US Economy Adds 203,000 Jobs in November as Unemployment Falls to 7.0 Percent
The Bureau of Labor Statistics reported today that the U.S. economy added 203,000 new payroll jobs in November, easily beating analysts’ expectations. The job gains were spread widely across the economy, with construction and manufacturing both showing significant increases along with job growth in transportation, retailing and health care. Federal government employment decreased by 7,000, continuing a long decline, but that was more than offset by gains in government jobs at the state and local levels.
Because the government shutdown had distorted October’s data, observers paid special attention to the revisions in today’s jobs report. Some had feared that today’s report would revise last month’s unexpectedly strong increase of 204,000 payroll jobs sharply downward. As it happened, the initial October estimate moved downward only slightly, to 200,000. At the same time, the BLS revised September’s job gains upward to 175,000 from the 163,000 previously reported. The following chart shows both revised and first-reported payroll job increases.
The BLS also reported that the unemployment rate fell to 7.0 percent in November, a new low for the recovery. The unemployment rate is based on a survey of households that is separate from the survey of employers that is used to compile changes in payroll jobs.
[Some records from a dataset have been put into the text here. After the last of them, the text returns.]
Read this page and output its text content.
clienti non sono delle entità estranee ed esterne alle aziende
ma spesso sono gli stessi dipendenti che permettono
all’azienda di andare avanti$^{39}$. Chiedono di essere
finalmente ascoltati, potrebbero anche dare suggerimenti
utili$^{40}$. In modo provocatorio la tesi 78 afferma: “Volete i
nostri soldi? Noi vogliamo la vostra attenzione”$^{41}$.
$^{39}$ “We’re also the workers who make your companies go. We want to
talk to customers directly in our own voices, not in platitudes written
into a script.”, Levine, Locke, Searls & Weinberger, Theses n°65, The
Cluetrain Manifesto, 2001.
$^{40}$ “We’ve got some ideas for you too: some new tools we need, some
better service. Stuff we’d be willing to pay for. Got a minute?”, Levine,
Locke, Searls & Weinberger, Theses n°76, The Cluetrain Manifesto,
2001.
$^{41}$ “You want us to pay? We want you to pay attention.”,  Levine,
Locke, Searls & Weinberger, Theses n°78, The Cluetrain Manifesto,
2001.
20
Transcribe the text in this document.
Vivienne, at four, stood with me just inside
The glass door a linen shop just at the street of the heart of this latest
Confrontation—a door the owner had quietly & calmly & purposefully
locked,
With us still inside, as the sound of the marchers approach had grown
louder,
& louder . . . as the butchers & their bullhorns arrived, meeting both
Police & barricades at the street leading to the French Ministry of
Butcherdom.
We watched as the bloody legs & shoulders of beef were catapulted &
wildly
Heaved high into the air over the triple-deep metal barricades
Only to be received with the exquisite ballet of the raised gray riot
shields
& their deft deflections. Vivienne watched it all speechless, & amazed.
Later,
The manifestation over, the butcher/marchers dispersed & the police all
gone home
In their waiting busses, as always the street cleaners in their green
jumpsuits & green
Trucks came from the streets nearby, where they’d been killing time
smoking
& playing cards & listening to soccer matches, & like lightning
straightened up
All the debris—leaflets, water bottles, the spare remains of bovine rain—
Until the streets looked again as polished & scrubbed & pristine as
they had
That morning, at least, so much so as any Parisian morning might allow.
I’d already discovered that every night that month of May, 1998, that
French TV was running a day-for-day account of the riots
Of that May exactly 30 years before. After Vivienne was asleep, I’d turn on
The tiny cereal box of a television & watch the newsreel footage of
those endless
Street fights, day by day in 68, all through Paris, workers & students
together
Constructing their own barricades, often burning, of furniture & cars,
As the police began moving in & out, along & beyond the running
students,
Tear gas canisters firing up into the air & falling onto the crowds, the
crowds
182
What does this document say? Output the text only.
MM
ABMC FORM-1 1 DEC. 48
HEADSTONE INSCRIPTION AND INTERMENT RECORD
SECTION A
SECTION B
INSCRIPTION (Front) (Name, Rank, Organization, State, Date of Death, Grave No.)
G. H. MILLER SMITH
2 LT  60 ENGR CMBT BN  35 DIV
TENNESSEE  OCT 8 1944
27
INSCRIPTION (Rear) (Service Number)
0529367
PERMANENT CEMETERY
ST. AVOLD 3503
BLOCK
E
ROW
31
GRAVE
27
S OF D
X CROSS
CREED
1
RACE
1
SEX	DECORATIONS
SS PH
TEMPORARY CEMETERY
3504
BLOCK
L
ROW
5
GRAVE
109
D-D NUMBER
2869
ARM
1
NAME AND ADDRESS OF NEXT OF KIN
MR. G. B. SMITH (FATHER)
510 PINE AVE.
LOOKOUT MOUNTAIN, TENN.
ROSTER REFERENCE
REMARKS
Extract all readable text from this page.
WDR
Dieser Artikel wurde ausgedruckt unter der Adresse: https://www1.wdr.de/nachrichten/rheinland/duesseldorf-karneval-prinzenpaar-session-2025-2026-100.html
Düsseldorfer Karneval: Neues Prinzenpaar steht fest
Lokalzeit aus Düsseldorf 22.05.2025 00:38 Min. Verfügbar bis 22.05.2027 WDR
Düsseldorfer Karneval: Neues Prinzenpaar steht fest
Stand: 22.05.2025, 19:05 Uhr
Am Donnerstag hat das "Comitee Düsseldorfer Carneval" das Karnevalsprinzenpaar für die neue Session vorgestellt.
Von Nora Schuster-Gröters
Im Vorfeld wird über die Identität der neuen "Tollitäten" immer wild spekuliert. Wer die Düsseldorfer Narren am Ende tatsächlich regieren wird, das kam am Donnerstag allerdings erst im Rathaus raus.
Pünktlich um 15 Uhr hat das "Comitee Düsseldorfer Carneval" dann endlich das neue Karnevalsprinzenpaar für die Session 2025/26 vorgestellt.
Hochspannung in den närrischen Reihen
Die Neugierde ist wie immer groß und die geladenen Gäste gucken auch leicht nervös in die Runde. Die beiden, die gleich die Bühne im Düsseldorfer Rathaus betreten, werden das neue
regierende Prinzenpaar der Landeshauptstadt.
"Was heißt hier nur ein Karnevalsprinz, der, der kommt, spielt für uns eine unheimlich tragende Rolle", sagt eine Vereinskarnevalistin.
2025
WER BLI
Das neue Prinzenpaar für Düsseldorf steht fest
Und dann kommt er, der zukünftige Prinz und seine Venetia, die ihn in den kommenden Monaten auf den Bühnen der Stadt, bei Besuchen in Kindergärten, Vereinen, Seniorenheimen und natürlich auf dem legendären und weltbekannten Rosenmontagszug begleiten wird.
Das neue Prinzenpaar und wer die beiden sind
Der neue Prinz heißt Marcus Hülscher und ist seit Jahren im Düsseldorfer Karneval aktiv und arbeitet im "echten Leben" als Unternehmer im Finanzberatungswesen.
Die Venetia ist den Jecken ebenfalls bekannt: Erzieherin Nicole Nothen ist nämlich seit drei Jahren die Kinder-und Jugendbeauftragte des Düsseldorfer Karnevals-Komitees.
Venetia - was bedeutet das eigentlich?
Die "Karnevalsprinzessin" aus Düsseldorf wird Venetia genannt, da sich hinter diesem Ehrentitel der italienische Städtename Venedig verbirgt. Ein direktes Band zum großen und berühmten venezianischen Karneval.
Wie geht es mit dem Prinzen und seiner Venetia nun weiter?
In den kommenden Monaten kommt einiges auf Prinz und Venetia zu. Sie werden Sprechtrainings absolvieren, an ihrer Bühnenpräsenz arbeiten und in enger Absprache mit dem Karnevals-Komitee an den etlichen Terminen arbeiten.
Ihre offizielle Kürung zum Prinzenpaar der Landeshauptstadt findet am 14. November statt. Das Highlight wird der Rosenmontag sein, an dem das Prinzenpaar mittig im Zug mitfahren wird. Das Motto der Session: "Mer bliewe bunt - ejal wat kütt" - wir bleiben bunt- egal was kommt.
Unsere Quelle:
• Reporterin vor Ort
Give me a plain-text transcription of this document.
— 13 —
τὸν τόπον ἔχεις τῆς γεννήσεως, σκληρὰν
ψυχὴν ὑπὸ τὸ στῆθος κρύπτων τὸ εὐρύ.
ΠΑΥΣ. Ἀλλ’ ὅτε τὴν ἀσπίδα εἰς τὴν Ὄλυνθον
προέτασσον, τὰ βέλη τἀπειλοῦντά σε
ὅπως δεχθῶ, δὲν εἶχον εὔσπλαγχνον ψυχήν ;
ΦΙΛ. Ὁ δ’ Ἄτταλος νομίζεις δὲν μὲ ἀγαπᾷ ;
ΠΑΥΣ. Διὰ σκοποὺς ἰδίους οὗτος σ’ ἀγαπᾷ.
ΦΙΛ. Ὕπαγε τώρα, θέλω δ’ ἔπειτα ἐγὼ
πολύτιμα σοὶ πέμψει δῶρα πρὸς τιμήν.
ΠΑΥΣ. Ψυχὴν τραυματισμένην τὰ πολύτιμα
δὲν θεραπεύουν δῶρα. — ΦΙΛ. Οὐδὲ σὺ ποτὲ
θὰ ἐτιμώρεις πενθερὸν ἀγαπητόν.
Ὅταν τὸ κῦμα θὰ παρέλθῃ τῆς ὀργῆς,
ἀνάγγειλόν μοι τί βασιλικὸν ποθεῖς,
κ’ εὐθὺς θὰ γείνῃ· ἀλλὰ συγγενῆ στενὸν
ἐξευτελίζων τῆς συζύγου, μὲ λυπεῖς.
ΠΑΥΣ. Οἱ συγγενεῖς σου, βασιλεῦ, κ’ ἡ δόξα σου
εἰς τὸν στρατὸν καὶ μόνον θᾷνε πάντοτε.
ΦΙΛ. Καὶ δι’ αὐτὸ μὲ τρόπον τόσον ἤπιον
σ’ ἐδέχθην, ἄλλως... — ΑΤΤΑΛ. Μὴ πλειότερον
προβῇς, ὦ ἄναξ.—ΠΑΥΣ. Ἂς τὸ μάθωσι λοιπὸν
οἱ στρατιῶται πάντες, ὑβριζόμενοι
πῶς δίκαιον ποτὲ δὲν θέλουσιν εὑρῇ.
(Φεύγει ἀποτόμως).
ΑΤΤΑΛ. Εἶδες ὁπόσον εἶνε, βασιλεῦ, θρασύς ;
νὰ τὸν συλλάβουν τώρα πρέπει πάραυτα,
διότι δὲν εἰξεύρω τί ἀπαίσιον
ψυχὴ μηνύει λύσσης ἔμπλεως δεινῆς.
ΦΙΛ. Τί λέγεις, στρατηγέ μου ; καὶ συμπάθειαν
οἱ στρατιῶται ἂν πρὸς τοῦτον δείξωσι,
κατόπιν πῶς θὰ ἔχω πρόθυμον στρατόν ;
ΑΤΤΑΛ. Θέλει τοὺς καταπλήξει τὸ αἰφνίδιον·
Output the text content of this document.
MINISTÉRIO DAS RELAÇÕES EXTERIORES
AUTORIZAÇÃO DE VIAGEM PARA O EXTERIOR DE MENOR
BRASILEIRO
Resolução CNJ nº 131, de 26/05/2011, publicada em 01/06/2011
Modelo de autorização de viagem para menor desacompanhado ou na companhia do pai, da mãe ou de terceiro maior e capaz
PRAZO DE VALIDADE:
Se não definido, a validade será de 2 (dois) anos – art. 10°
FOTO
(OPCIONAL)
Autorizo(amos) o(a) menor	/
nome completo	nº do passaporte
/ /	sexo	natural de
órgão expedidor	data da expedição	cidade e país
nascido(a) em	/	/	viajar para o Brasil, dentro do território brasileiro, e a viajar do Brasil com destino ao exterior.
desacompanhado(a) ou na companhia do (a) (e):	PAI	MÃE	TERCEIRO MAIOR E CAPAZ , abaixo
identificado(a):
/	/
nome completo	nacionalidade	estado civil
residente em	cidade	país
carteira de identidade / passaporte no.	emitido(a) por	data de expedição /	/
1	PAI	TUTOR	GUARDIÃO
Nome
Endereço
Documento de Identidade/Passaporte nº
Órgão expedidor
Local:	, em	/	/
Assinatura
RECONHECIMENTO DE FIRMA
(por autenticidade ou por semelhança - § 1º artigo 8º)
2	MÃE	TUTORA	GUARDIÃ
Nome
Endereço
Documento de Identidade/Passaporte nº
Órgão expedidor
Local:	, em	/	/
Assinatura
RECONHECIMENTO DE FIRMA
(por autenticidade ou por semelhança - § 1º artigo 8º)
The household survey showed that the number of employed workers increased by 818,000 during the month. The increase in the number of employed workers often differs from the number of new payroll jobs, in part because the household survey includes self-employed and farm workers, and in part because of differences in survey methodology. Adding to the good news, the latest report showed increases in both the labor force participation rate and the employment-population ratio.
In addition to the standard unemployment rate, the BLS also provides a broader measure of labor market distress known as U-6. The broad measure includes involuntary part-time workers and discouraged workers, who are not counted as unemployed because they have given up hope of finding a job. U-6 fell to 13.2 percent in October. As the next chart shows, that figure, too, marked a new low for the recovery.
You have to look hard in today’s report to find any bad news, although you can do so if you try. One of the few unfavorable developments in the employment situation for November was an increase in the percentage of unemployed workers who were out of a job for more than 26 weeks. As the next chart shows, although long-term unemployment has been trending downward, it remains stubbornly high by historical standards even as other employment indicators have improved. The mean and median duration of unemployment also increased.
All in all, today’s strong job data, together with yesterday’s revision of GDP growth upward to 3.6 percent, show that the United States continues to be one of the better performers among developed economies. The U.S. economy is still operating below potential and unemployment remains elevated by historical standards, but at least things seem to be moving in the right direction.